Republic, maison mère de la compagnie américaine Frontier Airlines, a signé un protocole d'accord pour 80 avions de cette famille d'avions remotorisés et moins gourmands en carburant.

La compagnie latino-américaine AviancaTaca a fait de même pour 51 A320, dont 33 A320 Neo.

Le loueur d'avions koweïtien Alafco a signé un accord pour six futurs long-courriers Airbus A350, et un autre pour 30 A320 Neo.

Selon une source proche du dossier, l'avionneur européen espère également vendre 50 A320 Neo de plus à Qatar Airways, qui pourrait aussi acheter 5 A380, le plus gros avion de ligne en service au monde.

En face, Boeing affiche un score beaucoup plus modeste: 126 commandes, dont 61 fermes.

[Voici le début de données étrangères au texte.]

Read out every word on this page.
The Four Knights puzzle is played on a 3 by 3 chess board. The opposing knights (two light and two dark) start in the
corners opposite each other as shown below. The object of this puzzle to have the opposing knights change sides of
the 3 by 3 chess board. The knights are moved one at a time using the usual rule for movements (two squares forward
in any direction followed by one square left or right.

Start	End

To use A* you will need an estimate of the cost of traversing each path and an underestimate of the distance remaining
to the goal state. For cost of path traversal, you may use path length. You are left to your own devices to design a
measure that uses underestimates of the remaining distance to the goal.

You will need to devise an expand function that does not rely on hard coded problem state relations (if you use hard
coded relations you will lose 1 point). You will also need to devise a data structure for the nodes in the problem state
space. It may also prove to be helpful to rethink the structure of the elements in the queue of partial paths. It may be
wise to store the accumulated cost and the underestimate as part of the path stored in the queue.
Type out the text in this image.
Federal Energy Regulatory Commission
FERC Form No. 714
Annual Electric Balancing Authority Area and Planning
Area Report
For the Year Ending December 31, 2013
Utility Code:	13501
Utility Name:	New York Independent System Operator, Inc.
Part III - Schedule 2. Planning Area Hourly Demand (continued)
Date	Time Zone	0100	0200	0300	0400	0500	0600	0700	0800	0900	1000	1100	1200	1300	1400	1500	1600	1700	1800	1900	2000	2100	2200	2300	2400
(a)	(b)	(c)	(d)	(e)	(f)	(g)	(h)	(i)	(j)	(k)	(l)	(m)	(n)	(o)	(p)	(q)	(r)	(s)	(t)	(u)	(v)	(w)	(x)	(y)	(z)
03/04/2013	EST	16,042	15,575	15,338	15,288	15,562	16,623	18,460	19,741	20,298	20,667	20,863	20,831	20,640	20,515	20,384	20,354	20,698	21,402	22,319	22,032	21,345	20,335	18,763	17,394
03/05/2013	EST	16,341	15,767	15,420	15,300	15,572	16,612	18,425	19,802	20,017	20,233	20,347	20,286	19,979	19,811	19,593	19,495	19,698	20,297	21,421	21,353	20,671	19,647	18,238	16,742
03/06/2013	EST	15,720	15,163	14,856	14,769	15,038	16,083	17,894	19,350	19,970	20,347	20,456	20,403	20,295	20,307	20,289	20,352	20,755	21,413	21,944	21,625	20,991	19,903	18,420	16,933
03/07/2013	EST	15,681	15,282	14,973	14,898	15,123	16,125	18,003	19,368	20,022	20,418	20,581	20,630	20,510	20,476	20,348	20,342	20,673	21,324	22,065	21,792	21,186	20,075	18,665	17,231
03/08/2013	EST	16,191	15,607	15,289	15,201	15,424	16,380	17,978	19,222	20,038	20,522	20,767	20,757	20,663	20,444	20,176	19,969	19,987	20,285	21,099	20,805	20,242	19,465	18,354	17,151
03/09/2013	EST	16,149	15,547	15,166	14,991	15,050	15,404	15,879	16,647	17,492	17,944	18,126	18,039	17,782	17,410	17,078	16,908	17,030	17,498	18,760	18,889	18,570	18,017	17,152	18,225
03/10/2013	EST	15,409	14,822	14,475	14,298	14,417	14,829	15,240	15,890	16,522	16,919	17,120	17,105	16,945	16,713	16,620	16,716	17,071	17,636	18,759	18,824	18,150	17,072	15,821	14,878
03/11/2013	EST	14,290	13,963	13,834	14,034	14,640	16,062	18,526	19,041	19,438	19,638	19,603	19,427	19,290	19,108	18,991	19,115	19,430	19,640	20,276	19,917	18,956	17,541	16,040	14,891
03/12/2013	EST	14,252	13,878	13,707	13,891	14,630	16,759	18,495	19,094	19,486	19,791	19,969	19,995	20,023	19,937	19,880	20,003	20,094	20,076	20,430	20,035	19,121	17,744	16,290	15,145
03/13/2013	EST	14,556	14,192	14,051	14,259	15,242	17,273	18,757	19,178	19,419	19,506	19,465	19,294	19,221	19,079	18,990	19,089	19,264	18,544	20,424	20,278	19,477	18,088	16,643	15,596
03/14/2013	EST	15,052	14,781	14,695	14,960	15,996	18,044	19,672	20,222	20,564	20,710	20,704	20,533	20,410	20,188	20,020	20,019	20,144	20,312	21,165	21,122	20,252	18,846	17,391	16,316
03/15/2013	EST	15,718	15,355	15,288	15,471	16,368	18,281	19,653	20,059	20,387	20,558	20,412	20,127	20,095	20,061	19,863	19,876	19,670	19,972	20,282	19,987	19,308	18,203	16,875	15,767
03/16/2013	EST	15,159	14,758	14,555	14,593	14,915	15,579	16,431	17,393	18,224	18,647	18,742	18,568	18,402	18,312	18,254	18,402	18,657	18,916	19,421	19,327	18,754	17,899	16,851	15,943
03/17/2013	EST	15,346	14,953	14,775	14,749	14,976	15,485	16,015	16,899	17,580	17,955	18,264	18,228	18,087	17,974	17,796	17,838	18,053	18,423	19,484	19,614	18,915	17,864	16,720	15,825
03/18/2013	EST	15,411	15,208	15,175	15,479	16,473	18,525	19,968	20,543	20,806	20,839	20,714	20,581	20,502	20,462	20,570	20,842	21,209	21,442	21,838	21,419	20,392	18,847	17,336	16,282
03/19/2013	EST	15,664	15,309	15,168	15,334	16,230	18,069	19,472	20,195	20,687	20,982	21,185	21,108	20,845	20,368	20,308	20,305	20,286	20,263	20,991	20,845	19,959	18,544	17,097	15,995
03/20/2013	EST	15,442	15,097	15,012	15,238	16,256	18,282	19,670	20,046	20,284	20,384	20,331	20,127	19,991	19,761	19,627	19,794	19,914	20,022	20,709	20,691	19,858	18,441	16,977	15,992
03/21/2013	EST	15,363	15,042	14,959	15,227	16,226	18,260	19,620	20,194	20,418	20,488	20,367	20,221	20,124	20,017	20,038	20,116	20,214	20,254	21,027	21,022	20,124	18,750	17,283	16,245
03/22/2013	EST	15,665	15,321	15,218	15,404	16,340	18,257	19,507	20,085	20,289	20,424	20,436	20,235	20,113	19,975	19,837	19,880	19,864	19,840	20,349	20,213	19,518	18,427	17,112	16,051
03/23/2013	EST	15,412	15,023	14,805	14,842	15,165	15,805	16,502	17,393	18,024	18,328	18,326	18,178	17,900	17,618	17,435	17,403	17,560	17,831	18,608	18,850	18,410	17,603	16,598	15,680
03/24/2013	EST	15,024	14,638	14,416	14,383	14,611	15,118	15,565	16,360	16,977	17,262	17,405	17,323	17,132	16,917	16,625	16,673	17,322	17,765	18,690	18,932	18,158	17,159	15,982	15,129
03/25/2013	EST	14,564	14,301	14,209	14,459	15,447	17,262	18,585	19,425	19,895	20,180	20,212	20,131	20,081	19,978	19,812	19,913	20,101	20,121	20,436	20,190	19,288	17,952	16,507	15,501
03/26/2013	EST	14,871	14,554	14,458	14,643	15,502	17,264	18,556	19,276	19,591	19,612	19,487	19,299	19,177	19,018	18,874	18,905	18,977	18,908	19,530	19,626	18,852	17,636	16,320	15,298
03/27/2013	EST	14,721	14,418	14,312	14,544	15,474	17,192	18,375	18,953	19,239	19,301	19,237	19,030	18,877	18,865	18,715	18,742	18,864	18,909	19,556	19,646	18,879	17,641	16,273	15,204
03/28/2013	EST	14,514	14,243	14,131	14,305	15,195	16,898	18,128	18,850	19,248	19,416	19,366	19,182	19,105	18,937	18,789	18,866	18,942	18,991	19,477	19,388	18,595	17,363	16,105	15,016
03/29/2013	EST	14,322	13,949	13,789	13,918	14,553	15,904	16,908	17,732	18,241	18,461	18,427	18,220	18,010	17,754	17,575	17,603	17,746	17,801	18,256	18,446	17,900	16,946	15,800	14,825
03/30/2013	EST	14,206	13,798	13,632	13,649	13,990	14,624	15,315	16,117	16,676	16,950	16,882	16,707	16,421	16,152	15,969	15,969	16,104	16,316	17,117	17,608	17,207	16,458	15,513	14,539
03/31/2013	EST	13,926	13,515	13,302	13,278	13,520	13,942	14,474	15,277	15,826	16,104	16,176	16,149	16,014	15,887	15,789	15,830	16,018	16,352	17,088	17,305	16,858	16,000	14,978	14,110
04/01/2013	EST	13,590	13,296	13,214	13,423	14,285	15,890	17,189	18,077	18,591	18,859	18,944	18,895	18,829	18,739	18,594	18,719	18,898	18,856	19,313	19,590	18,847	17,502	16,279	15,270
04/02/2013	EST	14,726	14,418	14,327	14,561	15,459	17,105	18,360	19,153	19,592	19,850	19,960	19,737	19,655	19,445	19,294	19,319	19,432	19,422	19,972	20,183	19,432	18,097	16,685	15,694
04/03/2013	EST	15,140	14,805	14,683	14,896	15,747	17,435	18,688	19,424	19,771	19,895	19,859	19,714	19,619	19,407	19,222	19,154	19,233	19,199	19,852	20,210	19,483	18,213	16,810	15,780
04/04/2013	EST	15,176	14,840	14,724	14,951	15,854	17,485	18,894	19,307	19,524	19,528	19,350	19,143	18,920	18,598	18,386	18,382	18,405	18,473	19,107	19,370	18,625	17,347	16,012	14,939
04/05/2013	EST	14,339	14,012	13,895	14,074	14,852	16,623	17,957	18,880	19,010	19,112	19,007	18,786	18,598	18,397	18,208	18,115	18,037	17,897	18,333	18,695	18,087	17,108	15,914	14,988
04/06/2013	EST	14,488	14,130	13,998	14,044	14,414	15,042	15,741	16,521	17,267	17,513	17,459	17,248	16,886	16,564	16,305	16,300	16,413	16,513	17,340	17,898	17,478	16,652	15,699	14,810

Le constructeur de Seattle a signé mercredi un protocole d'accord pour vendre 40 moyen-courriers B737 à la compagnie russe UTair Aviation pour un prix catalogue de 3,2 milliards de dollars.

Le fossé entre les deux géants n'est toutefois pas significatif: contrairement à Airbus, Boeing annonce généralement ses commandes au fur et à mesure qu'il les reçoit, n'attendant pas spécialement les salons professionnels pour le faire, comme le fait Airbus.

En 2009, Airbus avait terminé cette année de crise avec 310 commandes contre 263 pour Boeing, alors que le salon s'était soldé par une "victoire" de l'européen, 59 commandes fermes contre une seulement à Boeing.

Depuis le début 2010, Airbus a enregistré sensiblement plus de commande, avec 451 commandes (97 nettes à fin mai, plus sept options d'A320 exercées par la compagnie philippine Cebu courant juin, plus les 347 du Bourget) contre 195 à Boeing (134 commandes nettes au 14 juin, plus 61 fermes au salon).

Airbus tire avant tout profit cette année du succès de l'A320 Neo, star commerciale du salon, même si le public, qui arrivera vendredi sur le tarmac de l'aéroport de la banlieue parisienne, devrait lui préférer d'autres appareils plus spectaculaires.

Le succès de cet avion auprès des professionnels en cette période de pétrole cher (plus de 330 commandes fermes depuis le début du salon), éclipse le Boeing 737, l'avion moyen-courrier le plus vendu au monde depuis son premier vol en 1967, qui s'est vendu à un peu plus de 100 exemplaires depuis le début de l'année.

Le très gros porteur A380 qui avait cassé un bout de son aile dimanche en arrivant au Bourget a été réparé mardi à Toulouse et est revenu mercredi matin pour parader dans le ciel dans l'après-midi.